The standard has no enforcement for worker vaccinations for biohazard diseases such as influenza (seasonal and pandemic); measles, mumps and rubella (MMR); tetanus, diphtheria and pertussis (Tdap); varicella; and others such as vaccine for meningococcal diseases. TB, SARS, MRSA, Zika, Norovirus – vaccines for biohazard diseases are continually being explored by the medical community; success often comes slowly.
“How clean is clean?” is not defined in OSHA’s sanitation standard (1910.141). Legionnaires’ in chiller water? Pathogens in metalworking fluids? OSHA has no standards for these and many other biohazards but may enforce as an employer’s “General Duty” on case-by-case basis.
How does an OHS pro sell management on a biohazards control program without an OSHA hammer? A business continuity plan, as provided at www.ready.gov, is perhaps the best-selling point.
Biohazard diseases can severely disrupt business as usual. The OHS pro should research and present management with control options best suited for the workplace. With biohazards there is not a one-size-fits-all strategy.
A basic control option is to ensure key members of the management team have all necessary vaccinations, many described above. Even though most managers are smart, it may be necessary for the OHS pro to explain how vaccines work and confront anti-vaxxer arguments. Slightly over one-third of Americans got a flu vaccination in 2018; 100% of key managers should get vaccinated for the upcoming flu season.
In many workplaces the human resources pro has taken the lead on basic biohazard control, since most of the control is “beyond OSHA.” But the HR pro’s knowledge and awareness of workplace biohazard controls may be no stronger than the general public. OHS pros should insert their technical superiority in the matter, and take on greater business management decisions on the topic – recognizing they must manage the team dynamic.
HR’s role is critical considering that some biohazard controls may appear to infringe on perceived “employee rights.” Audits of employee food storage and consumption, for example, is a necessary biohazard control. If foods such as meat and eggs are not stored cold or hot, they shouldn’t be consumed at the workplace. Potluck and pass-around foods, often with shared utensils, particularly following hunting seasons such as deer, must be done wisely. Enforcement of proper actions, such how to wash hands (most people get this wrong), must follow good education.

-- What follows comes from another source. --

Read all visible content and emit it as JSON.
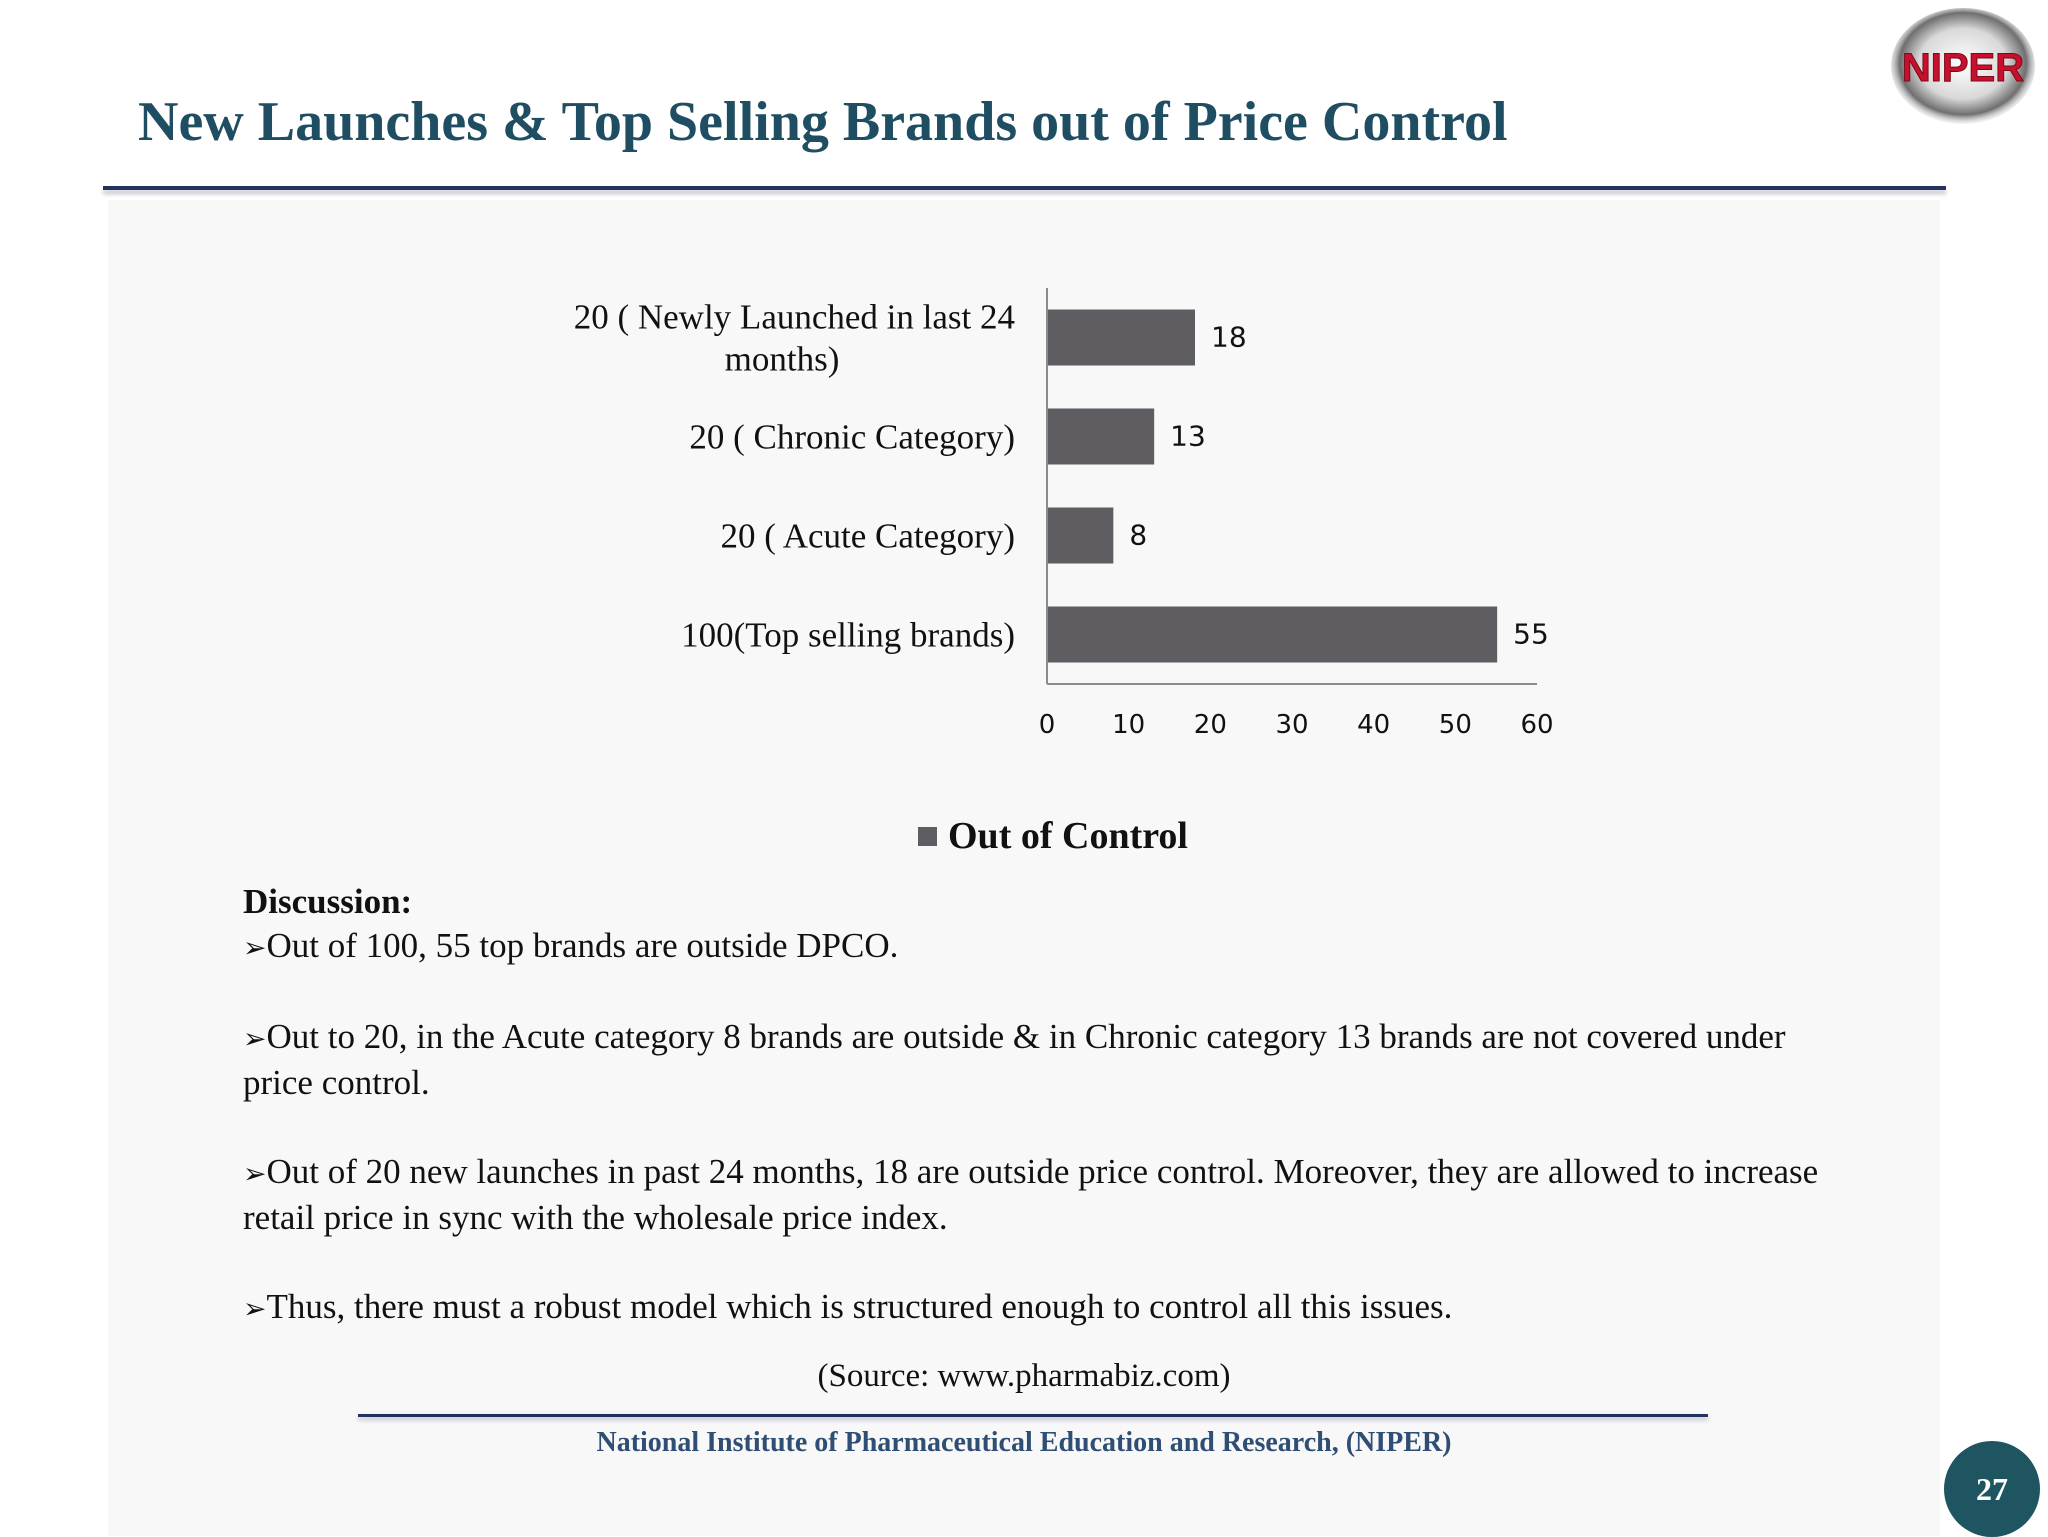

For workplaces using N95 respirators, stockpiling these respirators may be wise. The public and other businesses may make a run on inventories if an airborne biohazard disease, such as the flu, becomes pandemic.
Successful workplace health and safety requires anticipation, recognition, evaluation and control of various hazards. Biohazard control must be a greater priority at all workplaces.